In the vast but barren desert of polytheism—dark and dreary as were its gloomy domains—there were still, however, to be found some few oases of truth. The philosophers and sages of antiquity had, in the course of their learned researches, aided by the light of nature, discovered something of those inestimable truths in relation to God and a future state which their patriarchal contemporaries had received as a revelation made to their common ancestry before the flood, and which had been retained and promulgated after that event by Noah.

They were, with these dim but still purifying perceptions, unwilling to degrade the majesty of the First Great Cause by sharing his attributes with a Zeus and a Hera in Greece, a Jupiter and a Juno in Rome, an Osiris and an Isis in Egypt; and they did not believe that the thinking, feeling, reasoning soul, the guest and companion of the body, would, at the hour of that body's dissolution, be consigned, with it, to total annihilation.

Hence, in the earliest ages after the era of the dispersion, there were some among the heathen who believed in the unity of God and the immortality of the soul.

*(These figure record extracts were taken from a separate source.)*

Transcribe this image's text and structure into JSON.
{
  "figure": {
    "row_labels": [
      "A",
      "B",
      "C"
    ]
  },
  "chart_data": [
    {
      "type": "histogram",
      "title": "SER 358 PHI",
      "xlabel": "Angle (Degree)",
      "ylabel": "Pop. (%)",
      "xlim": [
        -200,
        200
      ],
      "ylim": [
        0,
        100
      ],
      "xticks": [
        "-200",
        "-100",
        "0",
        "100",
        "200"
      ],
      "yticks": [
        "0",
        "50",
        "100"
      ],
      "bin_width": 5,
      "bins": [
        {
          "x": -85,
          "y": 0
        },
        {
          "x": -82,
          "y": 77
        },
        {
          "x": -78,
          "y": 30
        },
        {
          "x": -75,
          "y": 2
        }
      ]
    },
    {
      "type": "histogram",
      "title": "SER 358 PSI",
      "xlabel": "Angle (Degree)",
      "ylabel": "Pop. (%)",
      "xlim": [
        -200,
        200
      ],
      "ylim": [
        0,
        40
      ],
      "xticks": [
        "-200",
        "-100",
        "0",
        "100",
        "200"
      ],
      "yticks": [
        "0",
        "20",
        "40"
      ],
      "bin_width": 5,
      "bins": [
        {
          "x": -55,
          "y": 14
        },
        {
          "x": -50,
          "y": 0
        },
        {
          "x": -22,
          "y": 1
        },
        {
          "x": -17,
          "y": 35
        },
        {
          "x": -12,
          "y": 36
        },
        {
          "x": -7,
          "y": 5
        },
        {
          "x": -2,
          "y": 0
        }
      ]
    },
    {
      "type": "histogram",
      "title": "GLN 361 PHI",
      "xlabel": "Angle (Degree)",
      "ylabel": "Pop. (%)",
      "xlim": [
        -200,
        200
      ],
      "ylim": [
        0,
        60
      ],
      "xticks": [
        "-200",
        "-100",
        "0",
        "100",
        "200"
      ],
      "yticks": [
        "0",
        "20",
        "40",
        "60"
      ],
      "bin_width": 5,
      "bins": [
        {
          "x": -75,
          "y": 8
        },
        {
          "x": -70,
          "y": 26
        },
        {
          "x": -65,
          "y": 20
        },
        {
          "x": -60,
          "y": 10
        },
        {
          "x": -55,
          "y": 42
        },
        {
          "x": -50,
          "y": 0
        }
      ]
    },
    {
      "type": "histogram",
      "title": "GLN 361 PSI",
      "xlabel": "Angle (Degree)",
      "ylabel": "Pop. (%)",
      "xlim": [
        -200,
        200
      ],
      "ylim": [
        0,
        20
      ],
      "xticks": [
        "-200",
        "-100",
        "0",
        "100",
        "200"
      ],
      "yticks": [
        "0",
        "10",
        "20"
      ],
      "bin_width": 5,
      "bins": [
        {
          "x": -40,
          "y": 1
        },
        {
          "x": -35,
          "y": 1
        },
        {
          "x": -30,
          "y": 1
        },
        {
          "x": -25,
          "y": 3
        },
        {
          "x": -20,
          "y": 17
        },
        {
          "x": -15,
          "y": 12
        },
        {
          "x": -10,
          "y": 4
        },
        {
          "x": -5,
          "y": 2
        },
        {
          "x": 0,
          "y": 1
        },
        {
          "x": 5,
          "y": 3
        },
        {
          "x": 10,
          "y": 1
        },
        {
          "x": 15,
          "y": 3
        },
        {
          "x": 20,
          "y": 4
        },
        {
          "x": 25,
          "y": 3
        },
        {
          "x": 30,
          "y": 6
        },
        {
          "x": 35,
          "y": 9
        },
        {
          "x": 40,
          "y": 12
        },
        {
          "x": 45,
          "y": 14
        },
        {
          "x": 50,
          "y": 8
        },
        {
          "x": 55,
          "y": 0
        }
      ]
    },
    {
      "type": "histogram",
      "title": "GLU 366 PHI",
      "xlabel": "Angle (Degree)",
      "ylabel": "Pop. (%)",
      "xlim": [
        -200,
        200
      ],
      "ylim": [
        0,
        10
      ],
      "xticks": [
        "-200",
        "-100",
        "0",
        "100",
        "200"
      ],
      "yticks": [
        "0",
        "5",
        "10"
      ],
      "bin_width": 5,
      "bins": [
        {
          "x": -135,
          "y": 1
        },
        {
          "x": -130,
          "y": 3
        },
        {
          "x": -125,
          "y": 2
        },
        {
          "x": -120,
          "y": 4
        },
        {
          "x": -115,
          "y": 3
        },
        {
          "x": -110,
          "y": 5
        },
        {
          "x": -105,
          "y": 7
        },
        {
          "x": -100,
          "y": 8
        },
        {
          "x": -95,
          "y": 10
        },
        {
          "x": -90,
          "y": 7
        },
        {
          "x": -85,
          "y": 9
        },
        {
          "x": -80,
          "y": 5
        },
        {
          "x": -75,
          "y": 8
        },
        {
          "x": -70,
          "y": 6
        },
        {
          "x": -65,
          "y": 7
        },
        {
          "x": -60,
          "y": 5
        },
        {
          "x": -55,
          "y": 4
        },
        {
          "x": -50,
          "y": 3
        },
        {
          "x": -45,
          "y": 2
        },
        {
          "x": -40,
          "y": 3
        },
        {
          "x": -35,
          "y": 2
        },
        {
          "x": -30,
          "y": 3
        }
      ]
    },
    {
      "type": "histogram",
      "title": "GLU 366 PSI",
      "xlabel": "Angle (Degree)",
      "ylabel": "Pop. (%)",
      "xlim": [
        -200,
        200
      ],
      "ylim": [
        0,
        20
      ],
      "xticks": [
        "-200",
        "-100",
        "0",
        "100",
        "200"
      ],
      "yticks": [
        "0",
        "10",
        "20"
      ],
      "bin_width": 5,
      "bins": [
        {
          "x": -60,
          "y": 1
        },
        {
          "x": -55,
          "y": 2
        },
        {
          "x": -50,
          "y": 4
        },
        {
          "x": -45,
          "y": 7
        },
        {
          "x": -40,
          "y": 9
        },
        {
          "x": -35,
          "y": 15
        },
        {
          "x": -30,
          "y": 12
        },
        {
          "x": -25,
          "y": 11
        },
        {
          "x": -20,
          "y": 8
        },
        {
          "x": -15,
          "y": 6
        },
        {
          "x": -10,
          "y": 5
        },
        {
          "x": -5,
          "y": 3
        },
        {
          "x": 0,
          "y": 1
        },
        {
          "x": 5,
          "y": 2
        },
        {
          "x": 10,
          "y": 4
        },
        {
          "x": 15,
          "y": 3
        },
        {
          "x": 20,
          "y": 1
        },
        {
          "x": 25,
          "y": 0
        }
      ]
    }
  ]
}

But these doctrines they durst not publicly teach. The minds of the people, grovelling in superstition, and devoted, as St. Paul testifies of the Athenians, to the worship of unknown gods, were not prepared for the philosophic teachings of a pure theology. It was, indeed, an axiom unhesitatingly enunciated and frequently repeated by their writers, that "there are many truths with which it is useless for the people to be made acquainted, and many fables which it is not expedient that they should know to be false." 6 Such is the language of Varro, as preserved by St. Augustine; and Strabo, another of their writers, exclaims, "It is not possible for a philosopher to conduct a multitude of women and ignorant people by a method of reasoning, and thus to invite them to piety, holiness, and faith; but the philosopher must also make use of superstition, and not omit the invention of fables and the performance of wonders." 7

While, therefore, in those early ages of the world, we find the masses grovelling in the intellectual debasement of a polytheistic and idolatrous religion, with no support for the present, no hope for the future,—living without the knowledge of a supreme and superintending Providence, and dying without the expectation of a blissful immortality,—we shall at the same time find ample testimony that these consoling doctrines were secretly believed by the philosophers and their disciples.

But though believed, they were not publicly taught. They were heresies which it would have been impolitic and dangerous to have broached to the public ear; they were truths which might have led to a contempt of the established system and to the overthrow of the popular superstition. Socrates, the Athenian sage, is an illustrious instance of the punishment that was meted out to the bold innovator who attempted to insult the gods and to poison the minds of youth with the heresies of a philosophic religion. "They permitted, therefore," says a learned writer on this subject8, "the multitude to remain plunged as they were in the depth of a gross and complicated idolatry; but for those philosophic few who could bear the light of truth without being confounded by the blaze, they removed the mysterious veil, and displayed to them the Deity in the radiant glory of his unity. From the vulgar eye, however, these doctrines were kept inviolably sacred, and wrapped in the veil of impenetrable mystery."